Cette adaptation du roman de Ballard (Crash) permet également d’aborder ce conflit avec une vision plus réaliste et dramatique qu’avant pour le réalisateur (1941) qui se révèle très inspiré sur le sujet, notamment au niveau de la mise en scène admirable dans la gestion de l’environnement et de l’espace (le ralenti avec le gosse qui croit que le pilote le salue ).
Momentanément orphelin, James/Jim devra faire tout ce qui est possible dans ce contexte pour s’adapter et ainsi survivre coûte que coûte, entouré qui plus est par les modèles discutables (Basie) du camp où il se trouve, qui lui servent de substituts des parents disparus.
Le jeune héros se démarque par son rapport particulier et subjectif à l’événement, ce qui permet de l’aborder d’une manière assez rarement vue auparavant, Jim se détourne de tout cela, préférant la fuite dans son imaginaire réconfortant pour échapper à l’horreur du quotidien qui l’entoure perpétuellement (réarrangeant la réalité, interprétant à sa façon, créant une vision décalée qui apporte sa spécificité singulière à l’oeuvre).
Fasciné par les avions, il est du coup un des seuls à ne pas les considérer comme des engins de mort (allant même jusqu’à assimiler la bombe A à une intervention divine).
Cette tentative dérisoire se révèlera vaine puisque le gamin sera en fin de compte rattrapé par la réalité, donnant lieu à un constat amer qui fait que le happy-end semble très relatif.
Le réalisateur signe là un film humaniste et émouvant (qui souffre toutefois d’un ventre mou persistant) portant sur la perte de l’innocence, et le fait de grandir trop vite, quand on voit le regard de Bale à la fin, on se dit qu’il est devenu prématurément un adulte, du moins qu’il n’est dorénavant plus un enfant.

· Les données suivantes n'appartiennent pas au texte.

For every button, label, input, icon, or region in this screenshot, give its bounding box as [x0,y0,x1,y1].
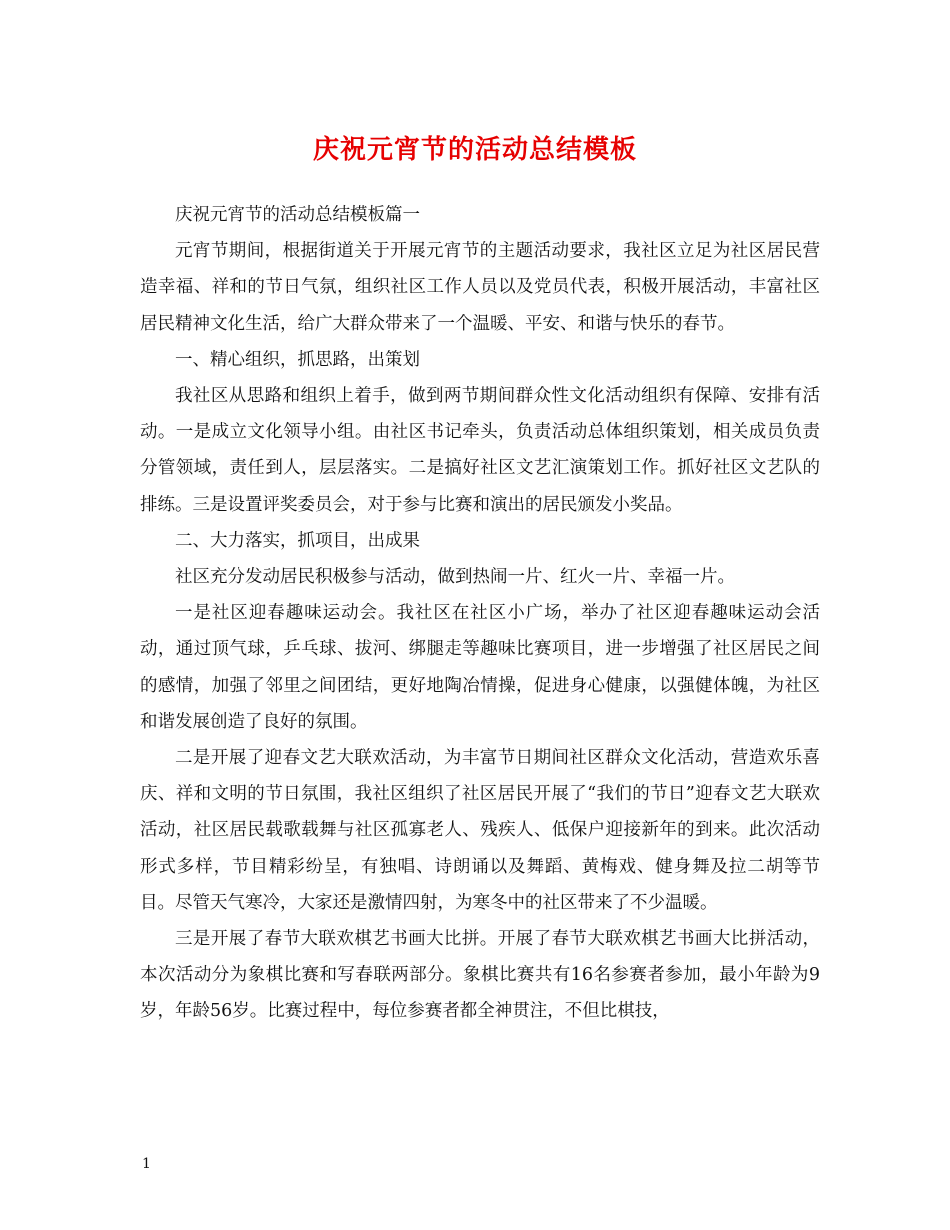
paragraph-sports-meet: 一是社区迎春趣味运动会。我社区在社区小广场，举办了社区迎春趣味运动会活动，通过顶气球，乒乓球、拔河、绑腿走等趣味比赛项目，进一步增强了社区居民之间的感情，加强了邻里之间团结，更好地陶冶情操，促进身心健康，以强健体魄，为社区和谐发展创造了良好的氛围。 [140,603,820,732]
paragraph-participation: 社区充分发动居民积极参与活动，做到热闹一片、红火一片、幸福一片。 [175,567,735,588]
section-heading-1: 一、精心组织，抓思路，出策划 [175,349,420,370]
paragraph-chess-calligraphy: 三是开展了春节大联欢棋艺书画大比拼。开展了春节大联欢棋艺书画大比拼活动，本次活动分为象棋比赛和写春联两部分。象棋比赛共有16名参赛者参加，最小年龄为9岁，年龄56岁。比赛过程中，每位参赛者都全神贯注，不但比棋技， [140,929,820,1022]
paragraph-subtitle: 庆祝元宵节的活动总结模板篇一 [175,205,420,225]
paragraph-organization: 我社区从思路和组织上着手，做到两节期间群众性文化活动组织有保障、安排有活动。一是成立文化领导小组。由社区书记牵头，负责活动总体组织策划，相关成员负责分管领域，责任到人，层层落实。二是搞好社区文艺汇演策划工作。抓好社区文艺队的排练。三是设置评奖委员会，对于参与比赛和演出的居民颁发小奖品。 [140,386,820,515]
section-heading-2: 二、大力落实，抓项目，出成果 [175,530,420,551]
page-title: 庆祝元宵节的活动总结模板 [312,135,637,165]
paragraph-art-gala: 二是开展了迎春文艺大联欢活动，为丰富节日期间社区群众文化活动，营造欢乐喜庆、祥和文明的节日氛围，我社区组织了社区居民开展了“我们的节日”迎春文艺大联欢活动，社区居民载歌载舞与社区孤寡老人、残疾人、低保户迎接新年的到来。此次活动形式多样，节目精彩纷呈，有独唱、诗朗诵以及舞蹈、黄梅戏、健身舞及拉二胡等节目。尽管天气寒冷，大家还是激情四射，为寒冬中的社区带来了不少温暖。 [140,748,820,913]
page-number: 1 [142,1156,151,1172]
document-body [140,197,820,1030]
paragraph-intro: 元宵节期间，根据街道关于开展元宵节的主题活动要求，我社区立足为社区居民营造幸福、祥和的节日气氛，组织社区工作人员以及党员代表，积极开展活动，丰富社区居民精神文化生活，给广大群众带来了一个温暖、平安、和谐与快乐的春节。 [140,241,820,334]
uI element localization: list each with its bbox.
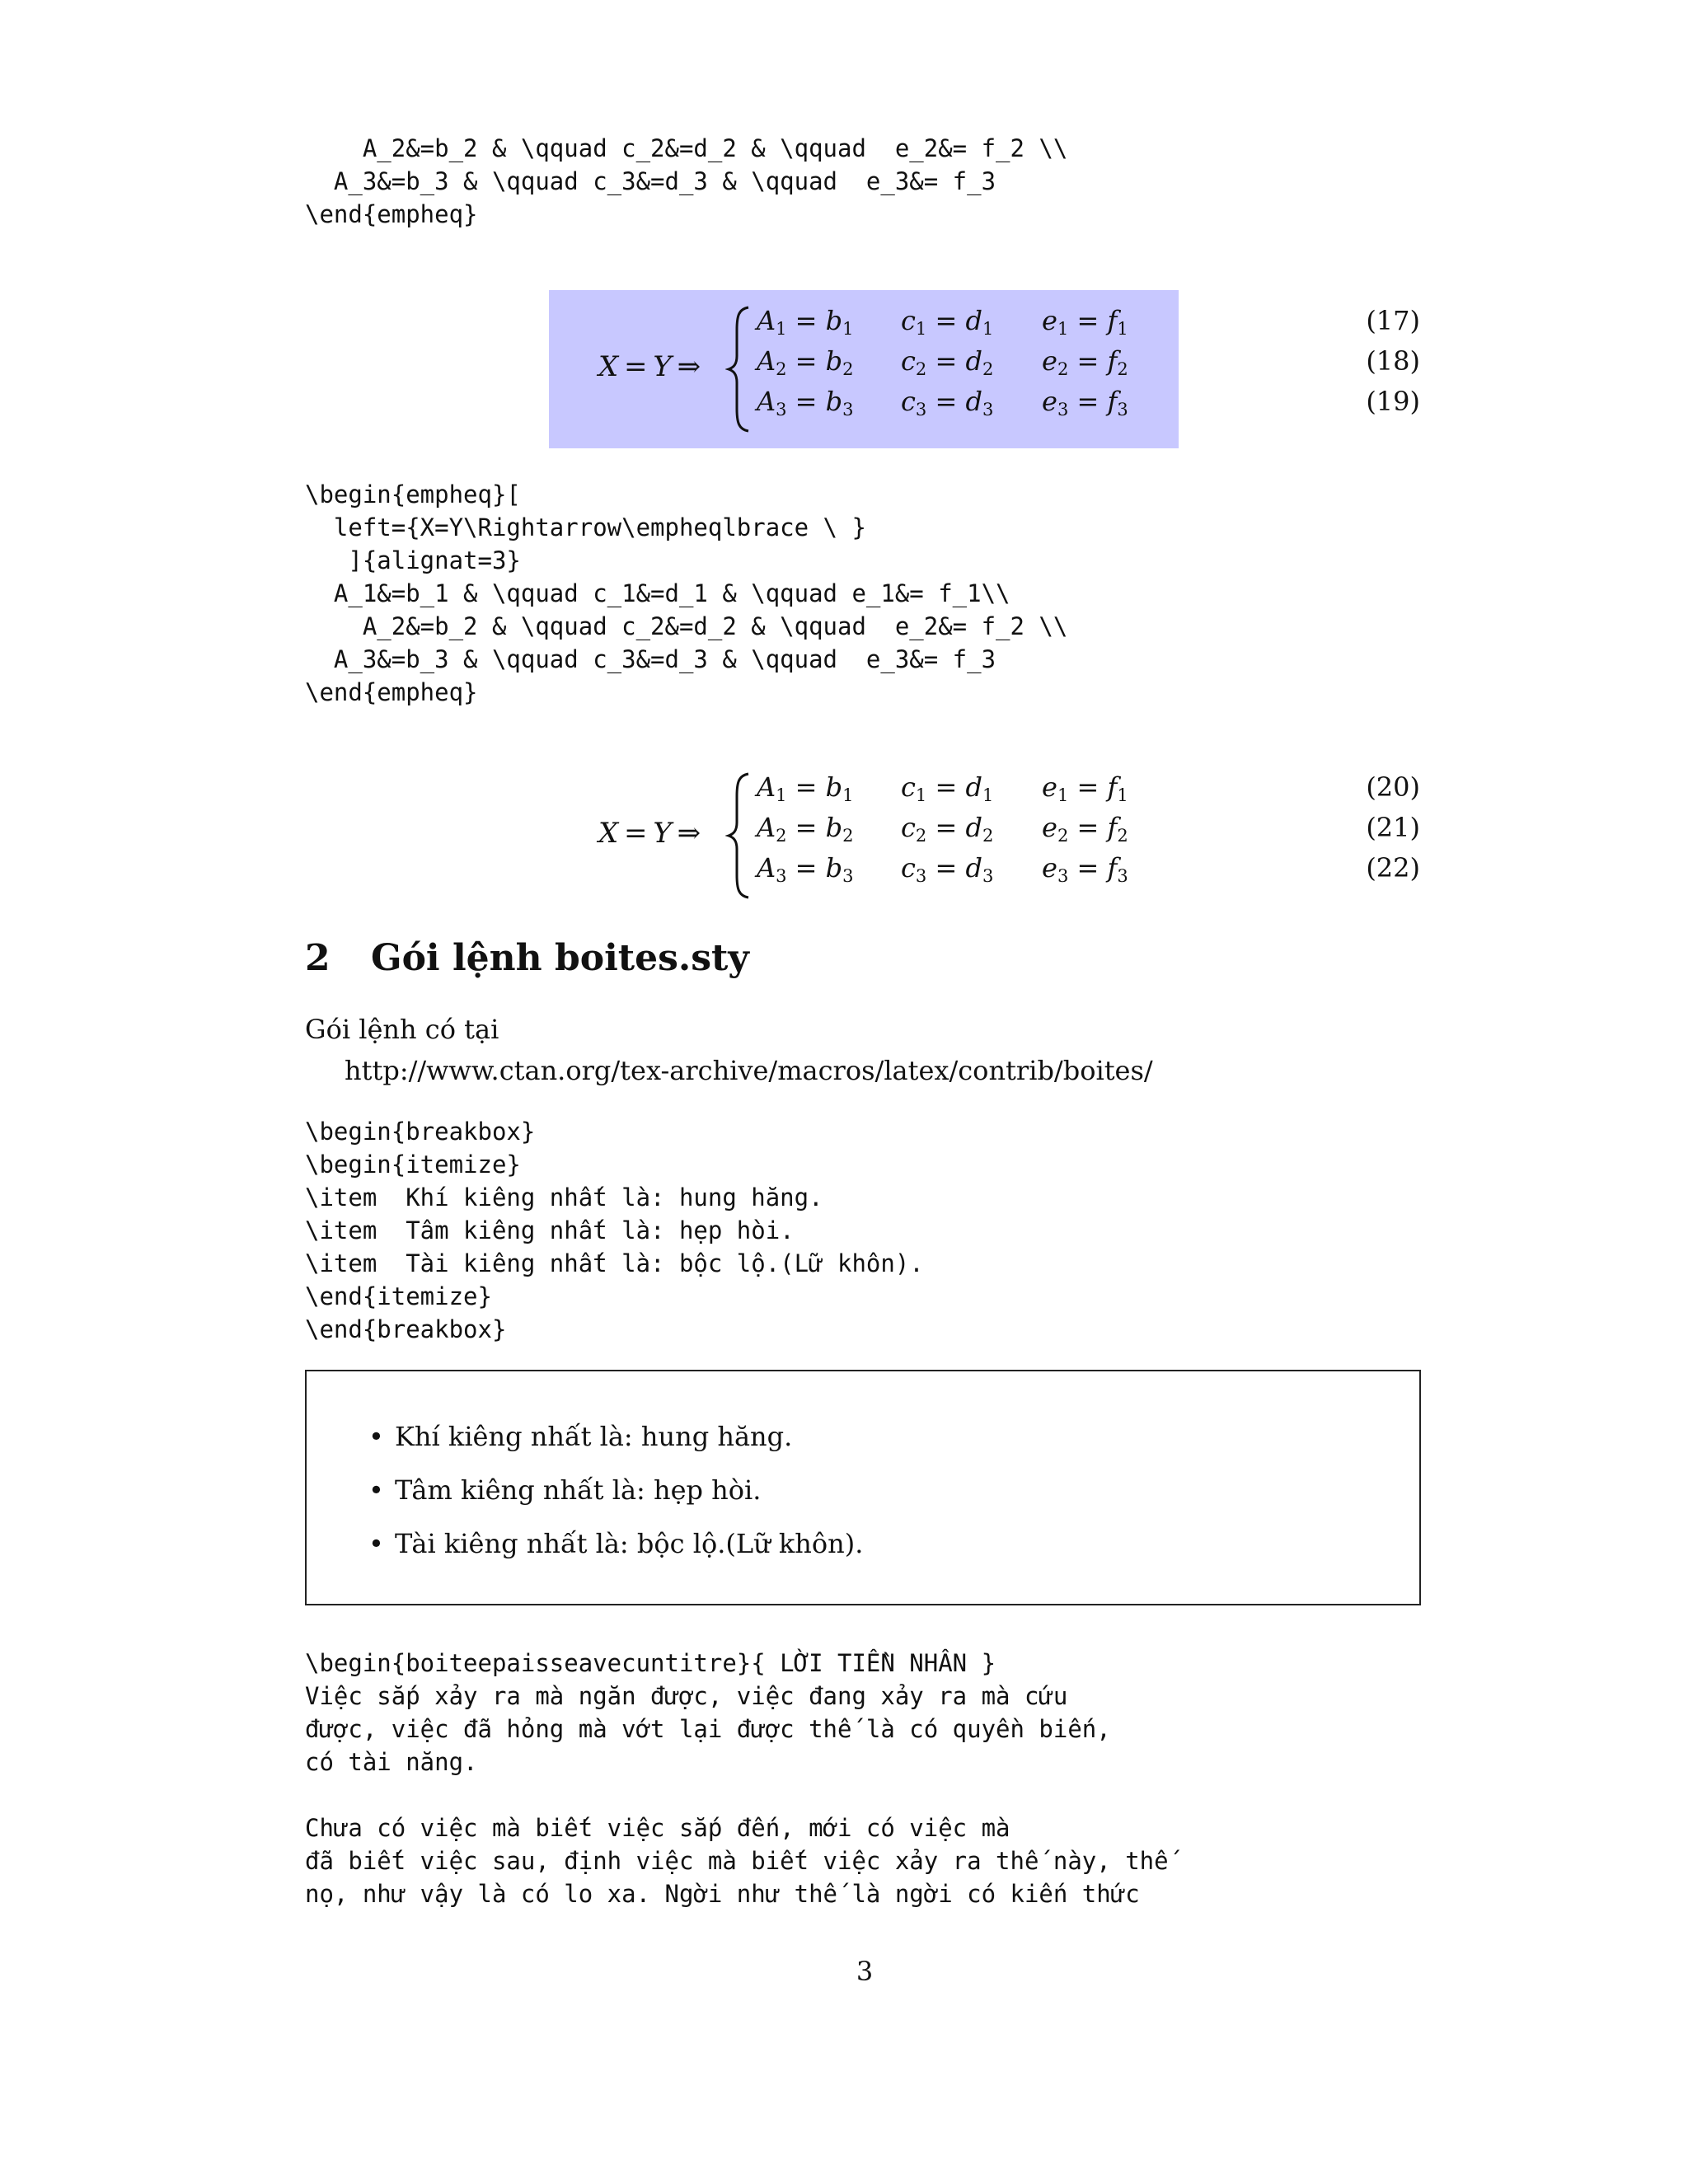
page-number: 3: [856, 1956, 874, 1987]
code-listing-empheq-end: [305, 132, 1067, 231]
section-number: 2: [305, 937, 331, 979]
equation-cell-ab: $A_1 = b_1$: [757, 305, 854, 339]
code-line: Việc sắp xảy ra mà ngăn được, việc đang xảy ra mà cứu: [305, 1682, 1068, 1710]
code-line: ]{alignat=3}: [305, 546, 521, 574]
equation-cell-ef: $e_1 = f_1$: [1042, 305, 1128, 339]
list-item: [368, 1528, 863, 1582]
code-line: \end{breakbox}: [305, 1315, 507, 1343]
equation-row: [0, 386, 1688, 426]
list-item: [368, 1421, 863, 1474]
equation-number: (20): [1366, 771, 1420, 803]
list-item-text: Tâm kiêng nhất là: hẹp hòi.: [395, 1474, 762, 1506]
code-line: Chưa có việc mà biết việc sắp đến, mới có việc mà: [305, 1814, 1010, 1842]
code-line: \begin{breakbox}: [305, 1118, 536, 1146]
equation-cell-cd: $c_2 = d_2$: [901, 812, 994, 846]
itemize-list: [368, 1421, 863, 1582]
code-line: \item Tâm kiêng nhất là: hẹp hòi.: [305, 1216, 795, 1244]
code-line: \end{empheq}: [305, 200, 478, 228]
equation-cell-ab: $A_3 = b_3$: [757, 852, 854, 886]
equation-number: (21): [1366, 812, 1420, 843]
code-line: A_3&=b_3 & \qquad c_3&=d_3 & \qquad e_3&= f_3: [305, 167, 996, 195]
section-title-text: Gói lệnh boites.sty: [371, 937, 749, 979]
package-url-link[interactable]: http://www.ctan.org/tex-archive/macros/latex/contrib/boites/: [345, 1055, 1153, 1086]
code-line: \end{itemize}: [305, 1282, 492, 1310]
code-listing-breakbox: [305, 1115, 924, 1346]
equation-cell-cd: $c_3 = d_3$: [901, 852, 994, 886]
equation-cell-ab: $A_2 = b_2$: [757, 812, 854, 846]
list-item-text: Khí kiêng nhất là: hung hăng.: [395, 1421, 793, 1452]
equation-row: [0, 812, 1688, 852]
equation-cell-ef: $e_2 = f_2$: [1042, 812, 1128, 846]
equation-block-shaded: [0, 290, 1688, 455]
equation-number: (17): [1366, 305, 1420, 336]
list-item-text: Tài kiêng nhất là: bộc lộ.(Lữ khôn).: [395, 1528, 864, 1559]
equation-cell-ab: $A_3 = b_3$: [757, 386, 854, 419]
bullet-icon: •: [368, 1474, 384, 1506]
equation-cell-ef: $e_2 = f_2$: [1042, 345, 1128, 379]
code-line: \begin{boiteepaisseavecuntitre}{ LỜI TIỀN NHÂN }: [305, 1649, 996, 1677]
code-listing-empheq: [305, 478, 1067, 709]
code-line: \begin{itemize}: [305, 1151, 521, 1179]
intro-paragraph: Gói lệnh có tại: [305, 1014, 499, 1045]
equation-cell-cd: $c_2 = d_2$: [901, 345, 994, 379]
equation-lhs: X = Y ⇒: [598, 350, 701, 383]
code-line: \item Khí kiêng nhất là: hung hăng.: [305, 1183, 823, 1212]
equation-number: (19): [1366, 386, 1420, 417]
code-line: \end{empheq}: [305, 678, 478, 706]
equation-cell-ef: $e_3 = f_3$: [1042, 852, 1128, 886]
equation-cell-ef: $e_3 = f_3$: [1042, 386, 1128, 419]
equation-cell-ab: $A_1 = b_1$: [757, 771, 854, 805]
equation-row: [0, 345, 1688, 386]
code-line: nọ, như vậy là có lo xa. Ngời như thế là ngời có kiến thức: [305, 1880, 1140, 1908]
code-line: left={X=Y\Rightarrow\empheqlbrace \ }: [305, 513, 866, 541]
equation-row: [0, 771, 1688, 812]
equation-row: [0, 852, 1688, 893]
code-line: A_1&=b_1 & \qquad c_1&=d_1 & \qquad e_1&= f_1\\: [305, 579, 1010, 607]
equation-cell-ef: $e_1 = f_1$: [1042, 771, 1128, 805]
code-listing-boite: [305, 1647, 1169, 1910]
section-heading: [305, 937, 749, 979]
code-line: được, việc đã hỏng mà vớt lại được thế là có quyền biến,: [305, 1715, 1111, 1743]
code-line: A_2&=b_2 & \qquad c_2&=d_2 & \qquad e_2&= f_2 \\: [305, 612, 1068, 640]
equation-number: (18): [1366, 345, 1420, 377]
breakbox-frame: [305, 1370, 1421, 1605]
code-line: \item Tài kiêng nhất là: bộc lộ.(Lữ khôn).: [305, 1249, 924, 1277]
equation-cell-cd: $c_1 = d_1$: [901, 771, 994, 805]
list-item: [368, 1474, 863, 1528]
equation-cell-cd: $c_3 = d_3$: [901, 386, 994, 419]
equation-number: (22): [1366, 852, 1420, 883]
code-line: A_3&=b_3 & \qquad c_3&=d_3 & \qquad e_3&= f_3: [305, 645, 996, 673]
code-line: có tài năng.: [305, 1748, 478, 1776]
code-line: \begin{empheq}[: [305, 480, 521, 509]
equation-cell-cd: $c_1 = d_1$: [901, 305, 994, 339]
bullet-icon: •: [368, 1421, 384, 1452]
code-line: A_2&=b_2 & \qquad c_2&=d_2 & \qquad e_2&= f_2 \\: [305, 134, 1068, 162]
equation-block-plain: [0, 757, 1688, 921]
equation-row: [0, 305, 1688, 345]
equation-cell-ab: $A_2 = b_2$: [757, 345, 854, 379]
bullet-icon: •: [368, 1528, 384, 1559]
code-line: đã biết việc sau, định việc mà biết việc xảy ra thế này, thế: [305, 1847, 1169, 1875]
equation-lhs: X = Y ⇒: [598, 817, 701, 850]
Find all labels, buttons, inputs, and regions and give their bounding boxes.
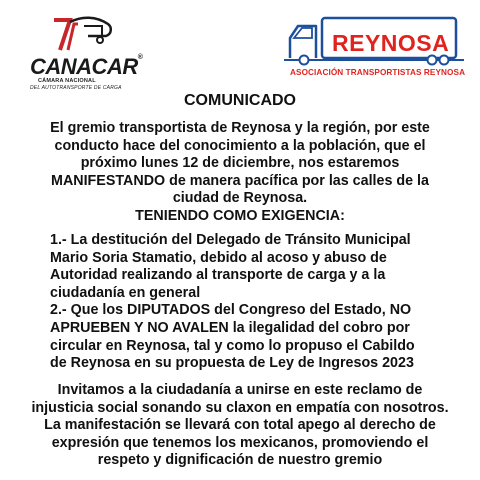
demands-heading: TENIENDO COMO EXIGENCIA: — [135, 207, 345, 224]
canacar-truck-mark-icon — [48, 14, 118, 56]
demand-line: circular en Reynosa, tal y como lo propuso el Cabildo — [50, 337, 415, 354]
intro-line: El gremio transportista de Reynosa y la región, por este — [50, 120, 430, 136]
closing-line: injusticia social sonando su claxon en empatía con nosotros. — [31, 399, 449, 416]
demand-line: 1.- La destitución del Delegado de Tránsito Municipal — [50, 232, 411, 248]
canacar-wordmark: CANACAR® — [30, 54, 143, 79]
intro-line: próximo lunes 12 de diciembre, nos estaremos — [80, 155, 400, 172]
intro-line: MANIFESTANDO de manera pacífica por las calles de la — [51, 172, 429, 189]
demand-line: de Reynosa en su propuesta de Ley de Ingresos 2023 — [50, 355, 414, 372]
closing-line: expresión que tenemos los mexicanos, promoviendo el — [51, 434, 429, 451]
canacar-logo — [28, 14, 143, 91]
demand-line: APRUEBEN Y NO AVALEN la ilegalidad del cobro por — [50, 319, 410, 336]
closing-line: respeto y dignificación de nuestro gremio — [97, 452, 383, 469]
intro-line: ciudad de Reynosa. — [172, 190, 308, 207]
reynosa-logo — [282, 12, 468, 84]
reynosa-subtitle: ASOCIACIÓN TRANSPORTISTAS REYNOSA — [290, 68, 466, 77]
demand-line: Mario Soria Stamatio, debido al acoso y abuso de — [50, 249, 387, 266]
intro-paragraph — [14, 120, 466, 226]
closing-line: La manifestación se llevará con total apego al derecho de — [44, 417, 436, 434]
canacar-subtitle-2: DEL AUTOTRANSPORTE DE CARGA — [30, 85, 122, 91]
closing-paragraph — [8, 382, 472, 470]
closing-line: Invitamos a la ciudadanía a unirse en este reclamo de — [57, 382, 423, 398]
intro-line: conducto hace del conocimiento a la población, que el — [54, 137, 426, 154]
demand-line: 2.- Que los DIPUTADOS del Congreso del Estado, NO — [50, 302, 412, 319]
demand-line: Autoridad realizando al transporte de carga y a la — [50, 267, 386, 284]
reynosa-wordmark: REYNOSA — [332, 30, 450, 56]
demand-line: ciudadanía en general — [50, 284, 201, 301]
document-title: COMUNICADO — [184, 92, 296, 109]
demands-list — [50, 232, 480, 373]
canacar-subtitle: CÁMARA NACIONAL — [38, 78, 96, 84]
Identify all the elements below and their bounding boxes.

Le film marque ainsi une étape symbolique, importante (c’est compréhensible du coup qu’il ai eu du mal avec Hook qui le forçait à revenir vers un cinéma de divertissement plus positif et optimiste, avec justement un trajet inverse puisque le vieux Peter Pan apprend à renouer avec sa part d’enfance) qui amorce un virage crucial dans sa carrière, qui s’accentuera avec La Liste de Schindler et plus largement toute la période post-11 septembre de sa filmographie.